MBA Students Advise Wal-Mart on Greening Supply Chain in Case Challenge

Ten teams of Berkeley MBA students were challenged this month to play an advisory role in what could be the world’s most far-reaching corporate sustainability initiative: Wal-Mart’s efforts to green its massive supply chain.

The second annual Leading for Impact Challenge, held Nov. 9 at Haas, featured a case that centered on Wal-Mart’s well-publicized partnership with the Environmental Defense Fund (EDF) to implement a sustainability index for its suppliers, who account for 90 percent of its environmental impact and serve more than 10,000 stores in 27 different countries.

The competition was sponsored by the Haas chapter of Net Impact, an international nonprofit that focuses on leadership for environmental and social responsibility.  The goal of the competition this year was to tackle a real-world problem, says Will Hewes, MBA 13, who co-organized the event with Katie DeWitt, MBA 12.

“This is the first year that we held a ‘live action’ case competition where we’ll be actually delivering the results to Wal-Mart and EDF to inform their work,” says Hewes, who, through a Walmart Fellowship sponsored by the Center for Responsible Business, traveled to Bentonville, Ark., with DeWitt for a meeting with Wal-Mart buyers in preparation for the case and an ongoing project with the company. “I think these insights will be used, and at the very least start some conversations and send Wal-Mart and EDF down some new paths.”
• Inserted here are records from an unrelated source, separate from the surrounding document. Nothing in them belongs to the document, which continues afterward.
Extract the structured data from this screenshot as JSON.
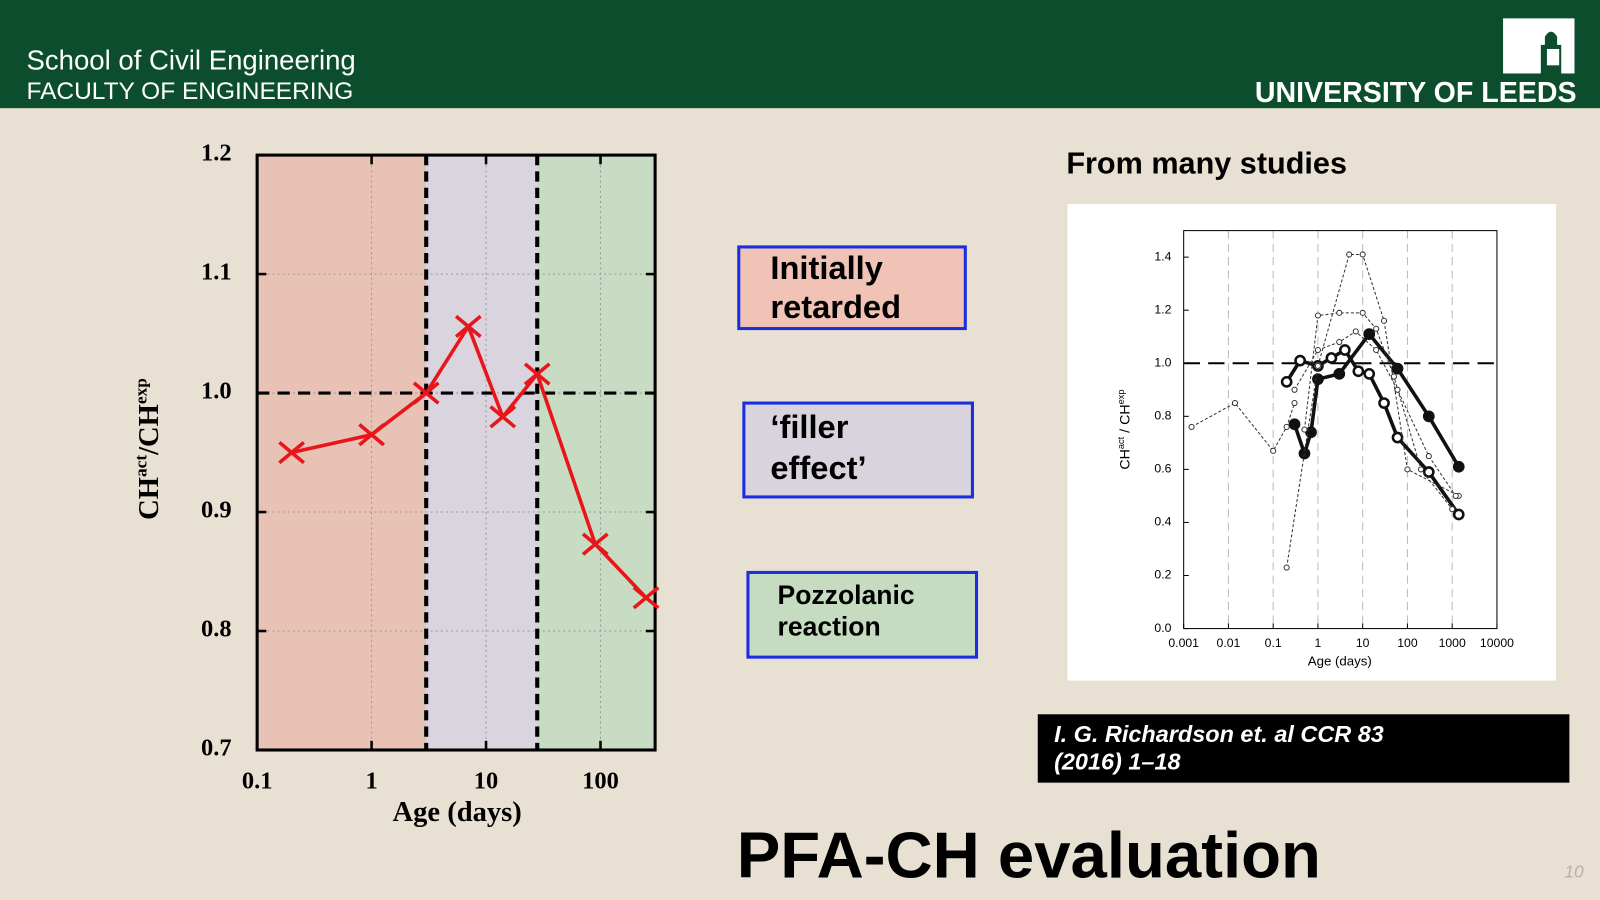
{
  "header": {
    "school": "School of Civil Engineering",
    "faculty": "FACULTY OF ENGINEERING",
    "university": "UNIVERSITY OF LEEDS"
  },
  "chart_data": [
    {
      "type": "line",
      "x_label": "Age (days)",
      "y_label": [
        "CH",
        "act",
        "/CH",
        "exp"
      ],
      "x_scale": "log",
      "xlim": [
        0.1,
        300
      ],
      "ylim": [
        0.7,
        1.2
      ],
      "xticks": [
        0.1,
        1,
        10,
        100
      ],
      "yticks": [
        0.7,
        0.8,
        0.9,
        {
          "value": 1,
          "label": "1.0"
        },
        1.1,
        1.2
      ],
      "grid": true,
      "reference_line": 1,
      "dividers": [
        3,
        28
      ],
      "region_colors": [
        "#e9c2b6",
        "#d9d4de",
        "#c8dcc3"
      ],
      "series": [
        {
          "color": "#e8161b",
          "marker": "x",
          "line_width": 3.5,
          "dashed": false,
          "x": [
            0.2,
            1,
            3,
            7,
            14,
            28,
            90,
            250
          ],
          "values": [
            0.95,
            0.965,
            1.0,
            1.056,
            0.98,
            1.016,
            0.873,
            0.828
          ]
        }
      ]
    },
    {
      "type": "line",
      "title": "From many studies",
      "x_label": "Age (days)",
      "y_label": [
        "CH",
        "act",
        " / CH",
        "exp"
      ],
      "x_scale": "log",
      "xlim": [
        0.001,
        10000
      ],
      "ylim": [
        0,
        1.5
      ],
      "xticks": [
        0.001,
        0.01,
        0.1,
        1,
        10,
        100,
        1000,
        10000
      ],
      "yticks": [
        {
          "value": 0,
          "label": "0.0"
        },
        0.2,
        0.4,
        0.6,
        0.8,
        {
          "value": 1,
          "label": "1.0"
        },
        1.2,
        1.4
      ],
      "grid": "x",
      "reference_line": 1,
      "series": [
        {
          "color": "#111111",
          "marker": "filled",
          "line_width": 3.5,
          "dashed": false,
          "x": [
            0.3,
            0.5,
            0.7,
            1,
            3,
            14,
            60,
            300,
            1400
          ],
          "values": [
            0.77,
            0.66,
            0.74,
            0.94,
            0.96,
            1.11,
            0.98,
            0.8,
            0.61
          ]
        },
        {
          "color": "#111111",
          "marker": "open",
          "line_width": 3.5,
          "dashed": false,
          "x": [
            0.2,
            0.4,
            1,
            2,
            4,
            8,
            14,
            30,
            60,
            300,
            1400
          ],
          "values": [
            0.93,
            1.01,
            0.99,
            1.02,
            1.05,
            0.97,
            0.96,
            0.85,
            0.72,
            0.59,
            0.43
          ]
        },
        {
          "color": "#333333",
          "marker": "open",
          "line_width": 1,
          "dashed": true,
          "x": [
            0.0015,
            0.014,
            0.1,
            0.2,
            0.3
          ],
          "values": [
            0.76,
            0.85,
            0.67,
            0.76,
            0.85
          ]
        },
        {
          "color": "#333333",
          "marker": "open",
          "line_width": 1,
          "dashed": true,
          "x": [
            0.2,
            1,
            5,
            10,
            30,
            100,
            1400
          ],
          "values": [
            0.23,
            0.99,
            1.41,
            1.41,
            1.16,
            0.6,
            0.5
          ]
        },
        {
          "color": "#333333",
          "marker": "open",
          "line_width": 1,
          "dashed": true,
          "x": [
            0.5,
            1,
            3,
            10,
            20,
            50,
            200,
            1000
          ],
          "values": [
            0.75,
            1.18,
            1.19,
            1.19,
            1.13,
            0.95,
            0.6,
            0.45
          ]
        },
        {
          "color": "#333333",
          "marker": "open",
          "line_width": 1,
          "dashed": true,
          "x": [
            0.3,
            1,
            3,
            7,
            20,
            60,
            300,
            1200
          ],
          "values": [
            0.9,
            1.05,
            1.08,
            1.12,
            1.05,
            0.9,
            0.65,
            0.5
          ]
        }
      ]
    }
  ],
  "labels": [
    {
      "lines": [
        "Initially",
        "retarded"
      ],
      "color": "#f0c3b6"
    },
    {
      "lines": [
        "‘filler",
        "effect’"
      ],
      "color": "#d8d3dd"
    },
    {
      "lines": [
        "Pozzolanic",
        "reaction"
      ],
      "color": "#c5dcc0"
    }
  ],
  "citation": [
    "I. G. Richardson et. al  CCR 83",
    "(2016) 1–18"
  ],
  "title": "PFA-CH evaluation",
  "page_number": "10"
}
The winning team included Laura Tilghman, Vietlong Le, Yonathan Shiran, and Eliza Rosenbaum, all MBA 14, who took home $500 for their day’s work. Students were asked to focus on the specific issues faced by Wal-Mart's dairy buyers—high-level managers who make multimillion-dollar decisions about the products that will end up in stores. The buyers are charged with rolling out the sustainability index in a complex industry that includes significant environmental challenges and layers of intermediary businesses.

Shiran said his team took a practical approach to the case, evaluating changes on an impact-versus-feasibility matrix. "The main thing we learned is that even problems that seem huge at first, such as ‘making Wal-Mart's supply chain greener,’ can be tackled efficiently if broken down to smaller, more digestible problems," Shiran says.

Judges included leaders from Wal-Mart and the Environmental Defense Fund;  Jo Mackness, executive director of the Center for Responsible Business; Nora Silver, director of the Center for Nonprofit and Public Leadership; and Tony Kingsbury, former director of the Haas Sustainable Products and Solutions Program and now a consultant focusing on sustainable chemistry.